CARTERET, N.J. -- Today, tomatoes. Tomorrow, the world.
Shoppers at Pathmark's store in Long Island City, N.Y., last week noticed changes evident just beyond the entrance door. A welcome once marked by high-stacked floor displays of various items from the weekly sales flier -- what Pathmark referred to as "The Hot Spot" -- has cooled considerably. Instead, a basket of tomatoes and low-profile displays of Italian bread, cakes and cookies lined the wall; the floor was clear to provide vistas of an expanded produce section.
Elsewhere, SN observed shoppers discovering new displays of prepared foods, deli platters, salads and pizzas to go; expanded selections of cards, party supplies, books, toys and kitchenware; a dollar aisle; and significantly less overall clutter. Though the changes at the Long Island City store, built in 1977, were part of a major renovation, similar shifts in selection and layout have recently been completed or are under way at all of Pathmark's 142 stores.
The new merchandise selections and store design approach -- achieved at most Pathmark stores for a relatively modest investment of around $77,000 per store -- are the first signs shoppers may notice that their store is under new ownership: Yucaipa Cos., the Los Angeles-based fund managed by Ron Burkle, bought a majority stake in Pathmark this summer.
But behind the scenes, analysts emphasize, there are many more changes to come.
"Yucaipa's capability is becoming increasingly visible at Pathmark; we see operating momentum stabilizing soon and full-fledged turnaround taking root within the next year," John Heinbockel, an analyst at Goldman Sachs, wrote in a recent research note.
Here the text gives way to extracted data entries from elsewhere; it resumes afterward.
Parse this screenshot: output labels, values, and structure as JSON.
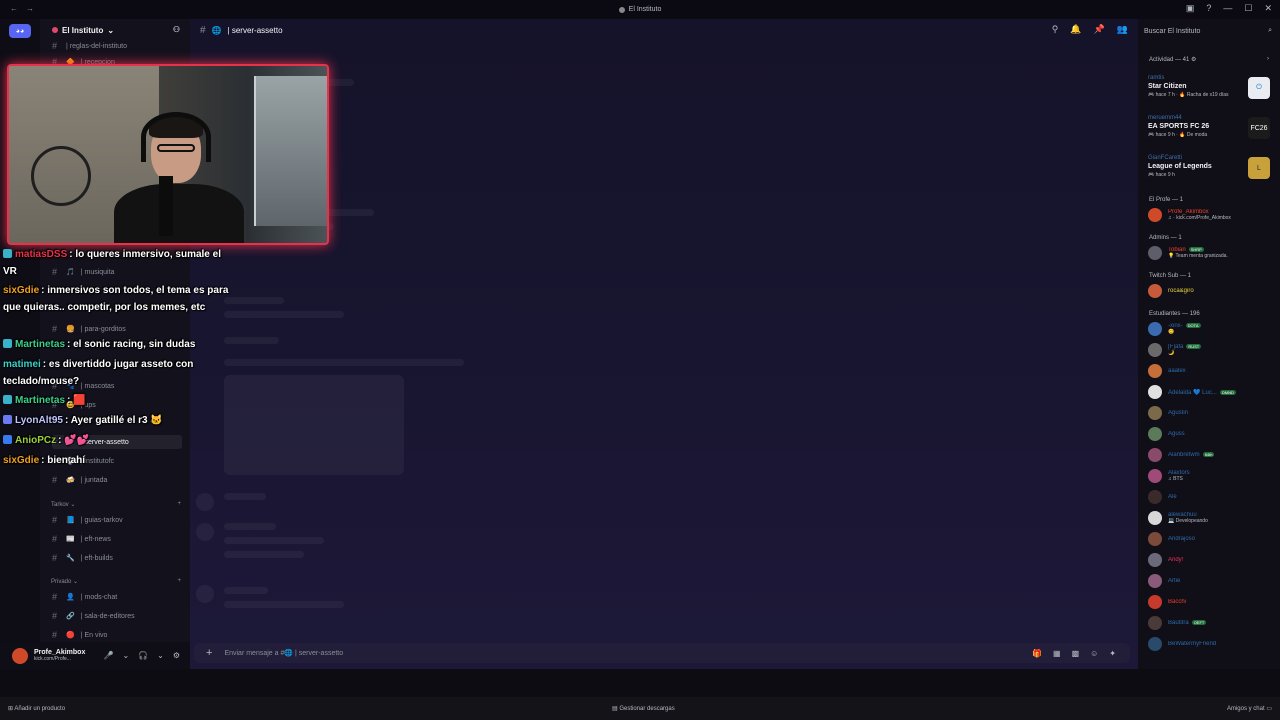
{
  "window": {
    "title": "El Instituto",
    "nav_back": "←",
    "nav_fwd": "→",
    "win_controls": [
      "▣",
      "?",
      "—",
      "☐",
      "✕"
    ]
  },
  "server": {
    "name": "El Instituto",
    "chevron": "⌄"
  },
  "channels": {
    "top_cut": "| reglas-del-instituto",
    "items": [
      {
        "label": "| recepcion",
        "icon": "🔶"
      },
      {
        "label": "| musiquita",
        "icon": "🎵"
      },
      {
        "label": "| para-gorditos",
        "icon": "🍔"
      },
      {
        "label": "| mascotas",
        "icon": "🐾"
      },
      {
        "label": "| ups",
        "icon": "😅"
      },
      {
        "label": "| server-assetto",
        "icon": "🌐"
      },
      {
        "label": "| institutofc",
        "icon": "⚽"
      },
      {
        "label": "| juntada",
        "icon": "🍻"
      }
    ],
    "cat_tarkov": "Tarkov ⌄",
    "tarkov": [
      {
        "label": "| guias-tarkov",
        "icon": "📘"
      },
      {
        "label": "| eft-news",
        "icon": "📰"
      },
      {
        "label": "| eft-builds",
        "icon": "🔧"
      }
    ],
    "cat_privado": "Privado ⌄",
    "privado": [
      {
        "label": "| mods-chat",
        "icon": "👤"
      },
      {
        "label": "| sala-de-editores",
        "icon": "🔗"
      },
      {
        "label": "| En vivo",
        "icon": "🔴"
      }
    ],
    "add": "+"
  },
  "user": {
    "name": "Profe_Akimbox",
    "status": "kick.com/Profe...",
    "controls": [
      "🎤",
      "⌄",
      "🎧",
      "⌄",
      "⚙"
    ]
  },
  "main": {
    "channel": "| server-assetto",
    "channel_icon": "🌐",
    "composer_placeholder": "Enviar mensaje a #🌐 | server-assetto",
    "composer_plus": "+",
    "composer_tools": [
      "🎁",
      "▦",
      "▩",
      "☺",
      "✦"
    ],
    "head_icons": [
      "⚲",
      "🔔",
      "📌",
      "👥"
    ]
  },
  "members": {
    "search_placeholder": "Buscar El Instituto",
    "search_icon": "⌕",
    "activity_header": "Actividad — 41 ⚙",
    "activity_arrow": "›",
    "activities": [
      {
        "user": "ramtis",
        "game": "Star Citizen",
        "time": "🎮 hace 7 h · 🔥 Racha de x19 días",
        "icon_text": "⏻",
        "icon_color": "#e9edf2",
        "icon_fg": "#1b6ac9"
      },
      {
        "user": "meruemm44",
        "game": "EA SPORTS FC 26",
        "time": "🎮 hace 9 h · 🔥 De moda",
        "icon_text": "FC26",
        "icon_color": "#1b1b1b",
        "icon_fg": "#fff"
      },
      {
        "user": "GianFCaretti",
        "game": "League of Legends",
        "time": "🎮 hace 9 h",
        "icon_text": "L",
        "icon_color": "#c9a13a",
        "icon_fg": "#0d2a3a"
      }
    ],
    "roles": [
      {
        "header": "El Profe — 1",
        "members": [
          {
            "name": "Profe_Akimbox",
            "status": "♫ · kick.com/Profe_Akimbox",
            "color": "#e8412a",
            "avatar": "#d04a2a"
          }
        ]
      },
      {
        "header": "Admins — 1",
        "members": [
          {
            "name": "Tobian",
            "status": "💡 Team menta granizada.",
            "color": "#e8412a",
            "avatar": "#5e5e6a",
            "badge": "SHRP"
          }
        ]
      },
      {
        "header": "Twitch Sub — 1",
        "members": [
          {
            "name": "roca&giro",
            "status": "",
            "color": "#e6d53b",
            "avatar": "#c75a3a"
          }
        ]
      },
      {
        "header": "Estudiantes — 196",
        "members": [
          {
            "name": "-xirix-",
            "status": "😊",
            "color": "#2e6aa8",
            "avatar": "#3a6ab0",
            "badge": "DOTA"
          },
          {
            "name": "[F]afa",
            "status": "🌙",
            "color": "#2e6aa8",
            "avatar": "#6a6a6a",
            "badge": "RUST"
          },
          {
            "name": "aaalex",
            "status": "",
            "color": "#2e6aa8",
            "avatar": "#c56e3a"
          },
          {
            "name": "Adelaida 💙 Luc...",
            "status": "",
            "color": "#2e6aa8",
            "avatar": "#e0e0e0",
            "badge": "DMND"
          },
          {
            "name": "Agustin",
            "status": "",
            "color": "#2e6aa8",
            "avatar": "#7a6a4a"
          },
          {
            "name": "Agüss",
            "status": "",
            "color": "#2e6aa8",
            "avatar": "#5a7a5a"
          },
          {
            "name": "Alanbretwm",
            "status": "",
            "color": "#2e6aa8",
            "avatar": "#8a4a6a",
            "badge": "64th"
          },
          {
            "name": "Alaxtors",
            "status": "♫ BTS",
            "color": "#2e6aa8",
            "avatar": "#a04a7a"
          },
          {
            "name": "Ale",
            "status": "",
            "color": "#2e6aa8",
            "avatar": "#3a2a2a"
          },
          {
            "name": "alewachuu",
            "status": "💻 Developeando",
            "color": "#2e6aa8",
            "avatar": "#d8d8d8"
          },
          {
            "name": "Andrajoso",
            "status": "",
            "color": "#2e6aa8",
            "avatar": "#7a4a3a"
          },
          {
            "name": "Andy!",
            "status": "",
            "color": "#e8315a",
            "avatar": "#6a6a7a"
          },
          {
            "name": "Artie",
            "status": "",
            "color": "#2e6aa8",
            "avatar": "#8a5a7a"
          },
          {
            "name": "Bacchi",
            "status": "",
            "color": "#e8412a",
            "avatar": "#c53a2a"
          },
          {
            "name": "Bautitra",
            "status": "",
            "color": "#2e6aa8",
            "avatar": "#4a3a3a",
            "badge": "OEFT"
          },
          {
            "name": "BeWatermyFriend",
            "status": "",
            "color": "#2e6aa8",
            "avatar": "#2a4a6a"
          }
        ]
      }
    ]
  },
  "chat_overlay": [
    {
      "user": "matiasDSS",
      "user_color": "#e8314a",
      "text": ": lo queres inmersivo, sumale el VR",
      "badge_color": "#3ab0c9"
    },
    {
      "user": "sixGdie",
      "user_color": "#f0a020",
      "text": ": inmersivos son todos, el tema es para que quieras.. competir, por los memes, etc",
      "badge_color": ""
    },
    {
      "user": "Martinetas",
      "user_color": "#3ad08a",
      "text": ": el sonic racing, sin dudas",
      "badge_color": "#3ab0c9"
    },
    {
      "user": "matimei",
      "user_color": "#3ad0c9",
      "text": ": es divertiddo jugar asseto con teclado/mouse?",
      "badge_color": ""
    },
    {
      "user": "Martinetas",
      "user_color": "#3ad08a",
      "text": ": 🟥",
      "badge_color": "#3ab0c9"
    },
    {
      "user": "LyonAlt95",
      "user_color": "#c0c4ff",
      "text": ": Ayer gatillé el r3 🐱",
      "badge_color": "#6a7af0"
    },
    {
      "user": "AnioPCz",
      "user_color": "#9ad03a",
      "text": ": 💕💕",
      "badge_color": "#3a7af0"
    },
    {
      "user": "sixGdie",
      "user_color": "#f0a020",
      "text": ": bien ahí",
      "badge_color": ""
    }
  ],
  "taskbar": {
    "left": "⊞ Añadir un producto",
    "center": "▤ Gestionar descargas",
    "right": "Amigos y chat ▭"
  }
}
Pathmark's earnings before interest, taxes, depreciation and amortization (EBITDA) have decreased from $192 million in 2000 to an estimated $138 million this fiscal year, or from 5% of sales to around 3.4%, Heinbockel noted, but he anticipates that in Pathmark, Yucaipa has "one of the greatest turnaround opportunities in the history of food retailing."
Merchandising improvements such as those under way now will account for only a small percentage of around $75 million in EBITDA Pathmark is capable of regaining by fiscal 2008, according to Heinbockel, estimating the changes could spark comparable-store sales gains of 2%. Other boosts could come as the result of aggressive capital plans for major renovations and new store builds, reductions in expenses, and by leveraging improved sales toward reducing supply costs.
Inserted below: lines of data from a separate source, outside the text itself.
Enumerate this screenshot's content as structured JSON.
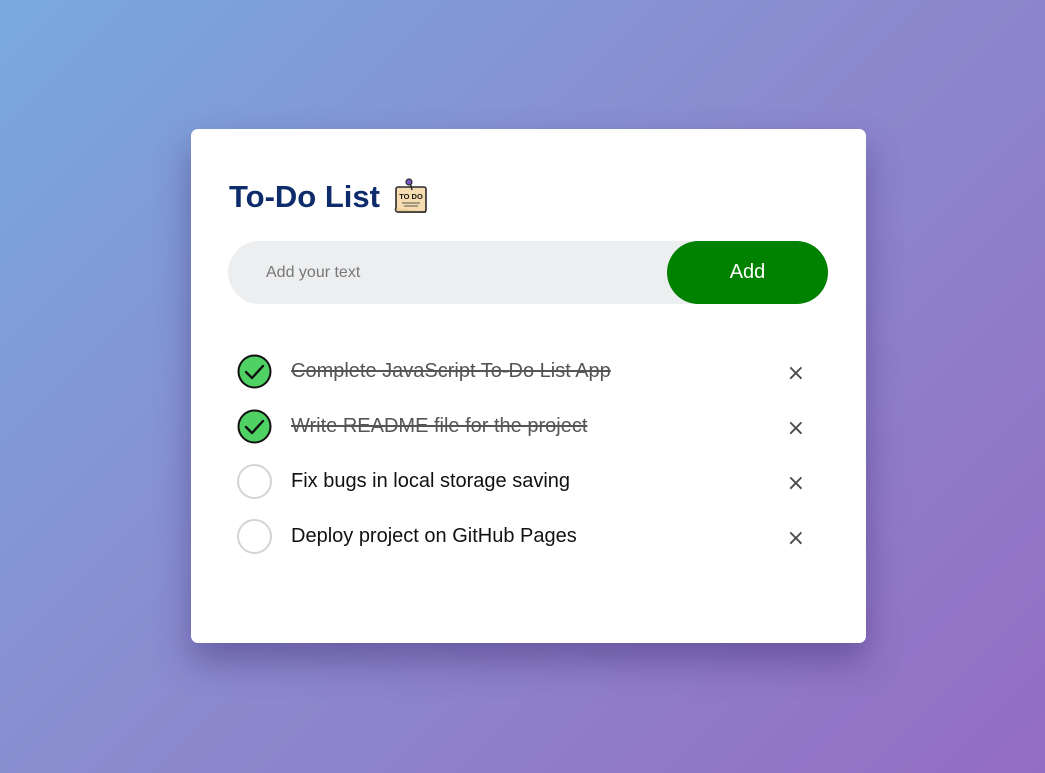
{
  "app": {
    "title": "To-Do List",
    "title_icon": "todo-note-icon",
    "title_icon_text": "TO DO"
  },
  "input": {
    "placeholder": "Add your text",
    "value": ""
  },
  "add_button": {
    "label": "Add",
    "color": "#008200"
  },
  "colors": {
    "title": "#0e2c6b",
    "check_fill": "#4fd263",
    "background_start": "#78a9df",
    "background_end": "#946dc2"
  },
  "tasks": [
    {
      "text": "Complete JavaScript To-Do List App",
      "done": true,
      "delete_label": "×"
    },
    {
      "text": "Write README file for the project",
      "done": true,
      "delete_label": "×"
    },
    {
      "text": "Fix bugs in local storage saving",
      "done": false,
      "delete_label": "×"
    },
    {
      "text": "Deploy project on GitHub Pages",
      "done": false,
      "delete_label": "×"
    }
  ]
}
According to Heinbockel, Pathmark's 15-year distribution agreement with C&S, struck in 1998, has provided fewer cost reductions than Pathmark might have expected, and the chain suffered some supply disruptions when C&S began supplying A&P earlier this year. However, Heinbockel said Pathmark has had "more successful dialogue with C&S in the past three months than in the previous three years," presumably to discuss cost reductions that could ultimately benefit both parties. C&S declined to comment.
Speaking to analysts at Pathmark's second-quarter earnings call in September, John Standley, the new chief executive officer imported from Rite Aid shortly after Yucaipa's investment, said the merchandise re-sets are designed to create space to expand perishable departments, add nonfood items, make stores easier to shop and provide space for value displays consistently executed in all stores. He said his first priority -- and a critical one toward improving earnings -- was to grow same-store sales.
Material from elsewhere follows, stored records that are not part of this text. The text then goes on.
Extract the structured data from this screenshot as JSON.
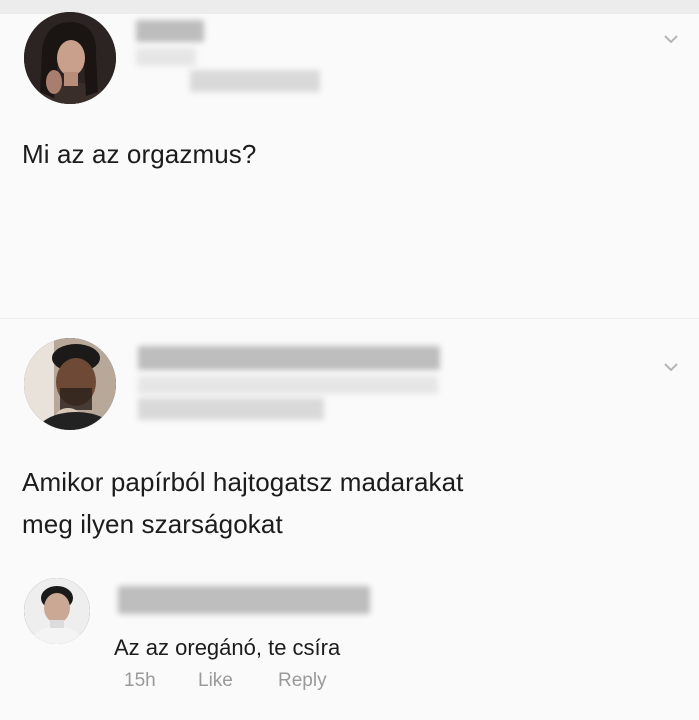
{
  "post": {
    "text": "Mi az az orgazmus?"
  },
  "comment": {
    "text_line1": "Amikor papírból hajtogatsz madarakat",
    "text_line2": "meg ilyen szarságokat"
  },
  "reply": {
    "text": "Az az oregánó, te csíra",
    "time": "15h",
    "like_label": "Like",
    "reply_label": "Reply"
  },
  "icons": {
    "post_menu": "chevron-down-icon",
    "comment_menu": "chevron-down-icon"
  },
  "colors": {
    "text": "#1c1c1c",
    "meta": "#9a9a9a",
    "background": "#fafafa"
  }
}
"We have a lot of opportunity just within our existing stores to look at variety and itemization," Standley said. "I don't think we're going to invent a whole new mousetrap and try to build them all over the place."
Observers noted that significant obstacles to this plan remain. Pathmark needs to improve an image one analyst described as "Plain Jane," negotiate the effects of potential Wal-Mart expansion in its markets, and succeed despite not having a dominant market share in any of its operating areas.
Matt Casey, founder of Clark, N.J.-based Matthew P. Casey & Associates, said he is skeptical that modest renovations will make a real difference given the competitive New York and New Jersey markets. Casey described Ahold's Stop & Shop banner as having the best momentum there, while ShopRite remains dogged on price promotions. "This [remerchandising program] is something they should have done years ago," Casey told SN. "This could be a case of 'too little, too late."'
But analysts anticipate that competition will ultimately result in combinations of the various players in Northeast markets -- a strategy previously tackled by Yucaipa on the West Coast and a desire that Burkle has made no secret of with regards to Pathmark.
Jonathan Ziegler, an analyst with JM Dutton & Associates, El Dorado Hills, Calif., told SN he expects to see Pathmark devote resources toward building better presence and profits in the Northeast and eventually, engineer consolidation. "Although the Albertsons situation could rearrange those priorities some," Ziegler said, noting the possibility Yucaipa plays a role in the breakup of Albertsons.
Heinbockel speculated that Pathmark in coming years could look to pair up with one or more local competitors -- Montvale, N.J.-based A&P or Stop & Shop -- on the way toward consolidating retailers from Maine to Virginia and as far West as Cleveland, before exiting in a mega-merger with Kroger or Tesco.